Navistar’s $900 million of 8.25 percent notes due November 2021 dropped 5 cents to 93 cents on the dollar at 2:53 p.m. in New York, according to Trace, the bond-price reporting system of the Financial Industry Regulatory Authority. The bonds fell as low as 89.9 cents, the lowest price since the third-biggest U.S. and Canadian maker of truck engines sold them in 2009. Yields on the bonds, the most active in the speculative-grade market today with 65 trades, climbed to 9.4 percent from 8.56 percent.

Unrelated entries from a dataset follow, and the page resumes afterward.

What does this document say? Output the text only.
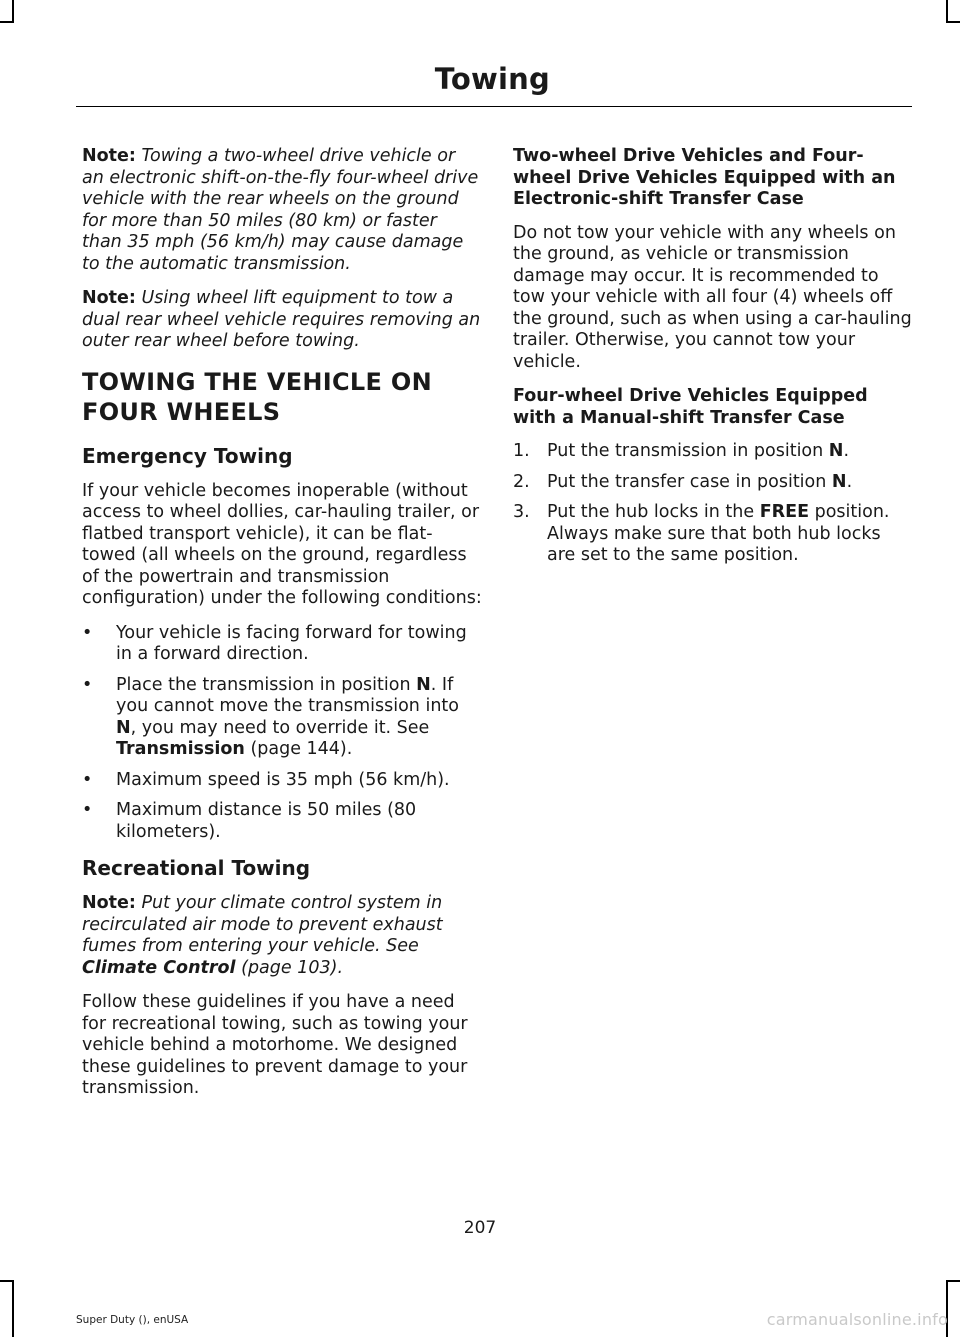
Towing

Note: Towing a two-wheel drive vehicle or an electronic shift-on-the-fly four-wheel drive vehicle with the rear wheels on the ground for more than 50 miles (80 km) or faster than 35 mph (56 km/h) may cause damage to the automatic transmission.

Note: Using wheel lift equipment to tow a dual rear wheel vehicle requires removing an outer rear wheel before towing.

TOWING THE VEHICLE ON
FOUR WHEELS
Emergency Towing

If your vehicle becomes inoperable (without access to wheel dollies, car-hauling trailer, or flatbed transport vehicle), it can be flat-towed (all wheels on the ground, regardless of the powertrain and transmission configuration) under the following conditions:

• Your vehicle is facing forward for towing in a forward direction.
• Place the transmission in position N. If you cannot move the transmission into N, you may need to override it. See Transmission (page 144).
• Maximum speed is 35 mph (56 km/h).
• Maximum distance is 50 miles (80 kilometers).
Recreational Towing

Note: Put your climate control system in recirculated air mode to prevent exhaust fumes from entering your vehicle. See Climate Control (page 103).

Follow these guidelines if you have a need for recreational towing, such as towing your vehicle behind a motorhome. We designed these guidelines to prevent damage to your transmission.

Two-wheel Drive Vehicles and Four-wheel Drive Vehicles Equipped with an Electronic-shift Transfer Case

Do not tow your vehicle with any wheels on the ground, as vehicle or transmission damage may occur. It is recommended to tow your vehicle with all four (4) wheels off the ground, such as when using a car-hauling trailer. Otherwise, you cannot tow your vehicle.

Four-wheel Drive Vehicles Equipped with a Manual-shift Transfer Case
1. Put the transmission in position N.
2. Put the transfer case in position N.
3. Put the hub locks in the FREE position. Always make sure that both hub locks are set to the same position.
207
Super Duty (), enUSA	carmanualsonline.info
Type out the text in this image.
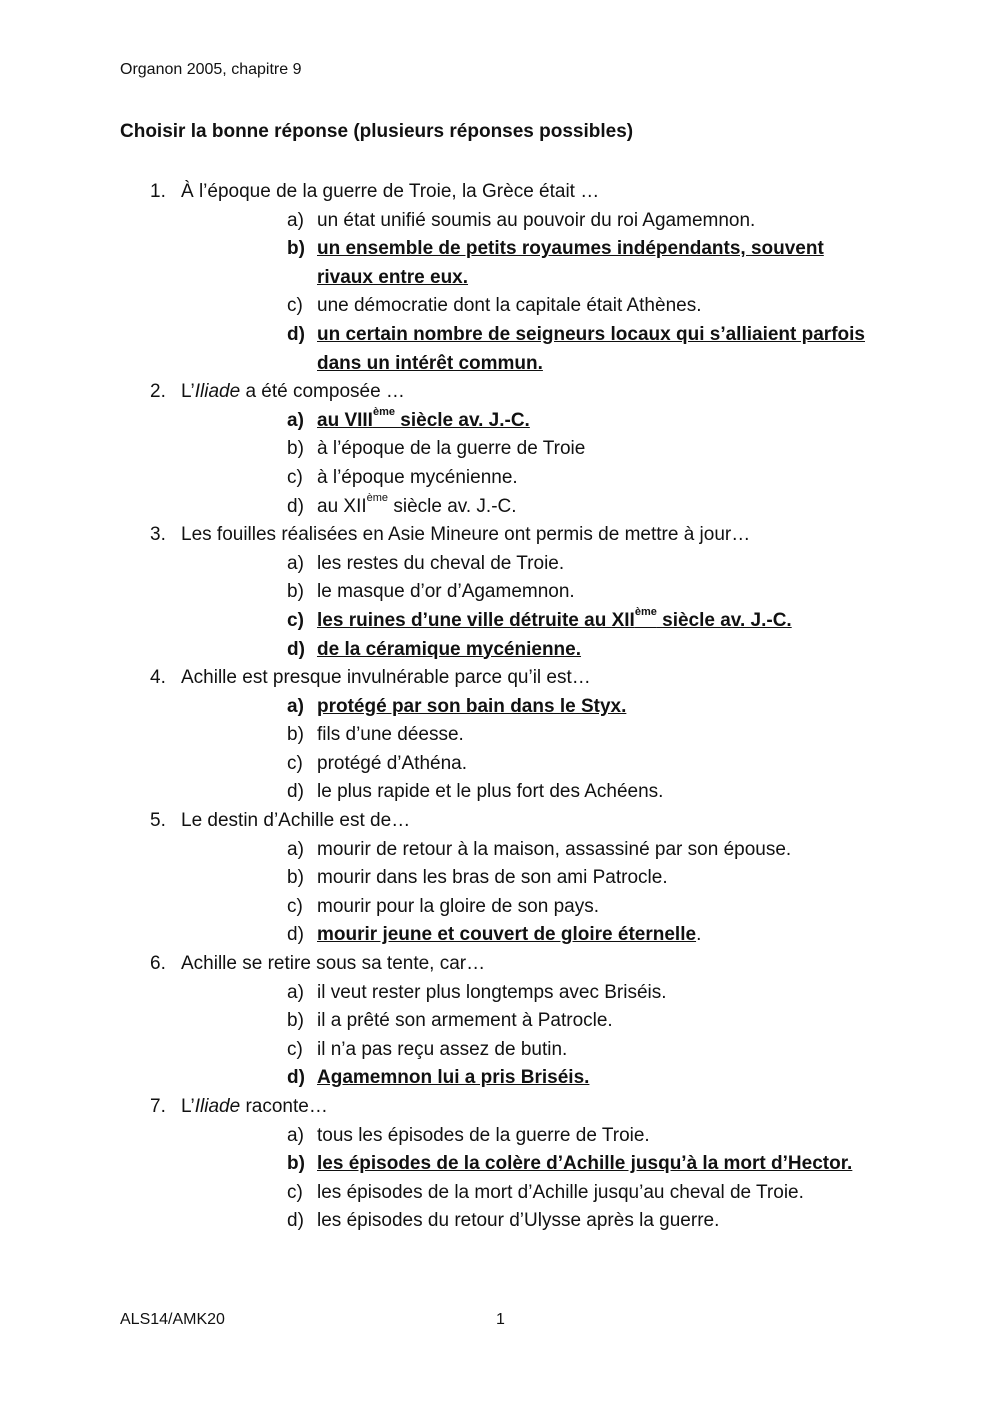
Organon 2005, chapitre 9
Choisir la bonne réponse (plusieurs réponses possibles)
1. À l’époque de la guerre de Troie, la Grèce était …
a) un état unifié soumis au pouvoir du roi Agamemnon.
b) un ensemble de petits royaumes indépendants, souvent rivaux entre eux.
c) une démocratie dont la capitale était Athènes.
d) un certain nombre de seigneurs locaux qui s’alliaient parfois dans un intérêt commun.
2. L’Iliade a été composée …
a) au VIIIème siècle av. J.-C.
b) à l’époque de la guerre de Troie
c) à l’époque mycénienne.
d) au XIIème siècle av. J.-C.
3. Les fouilles réalisées en Asie Mineure ont permis de mettre à jour…
a) les restes du cheval de Troie.
b) le masque d’or d’Agamemnon.
c) les ruines d’une ville détruite au XIIème siècle av. J.-C.
d) de la céramique mycénienne.
4. Achille est presque invulnérable parce qu’il est…
a) protégé par son bain dans le Styx.
b) fils d’une déesse.
c) protégé d’Athéna.
d) le plus rapide et le plus fort des Achéens.
5. Le destin d’Achille est de…
a) mourir de retour à la maison, assassiné par son épouse.
b) mourir dans les bras de son ami Patrocle.
c) mourir pour la gloire de son pays.
d) mourir jeune et couvert de gloire éternelle.
6. Achille se retire sous sa tente, car…
a) il veut rester plus longtemps avec Briséis.
b) il a prêté son armement à Patrocle.
c) il n’a pas reçu assez de butin.
d) Agamemnon lui a pris Briséis.
7. L’Iliade raconte…
a) tous les épisodes de la guerre de Troie.
b) les épisodes de la colère d’Achille jusqu’à la mort d’Hector.
c) les épisodes de la mort d’Achille jusqu’au cheval de Troie.
d) les épisodes du retour d’Ulysse après la guerre.
ALS14/AMK20	1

The U.S. Court of Appeals in Washington threw out an interim rule by the Environmental Protection Agency that allowed Navistar to sell non-compliant engines if it paid a fine. The court found that the U.S. agency had violated the Administrative Procedures Act in issuing the rule because it provided no formal notice or opportunity for comment.
Standard & Poor’s last week downgraded Navistar to B+, four levels below investment grade, and said it may cut the company’s ratings further after talking with management about its strategy. Fitch Ratings put Navistar’s BB rating on “watch negative” on June 8.
Navistar lowered its annual profit forecast last week to a range of break-even to $2 a share as it copes with the repercussions of pursuing an emissions-reduction technology that has prevented it from winning EPA certification for its 13-liter engine.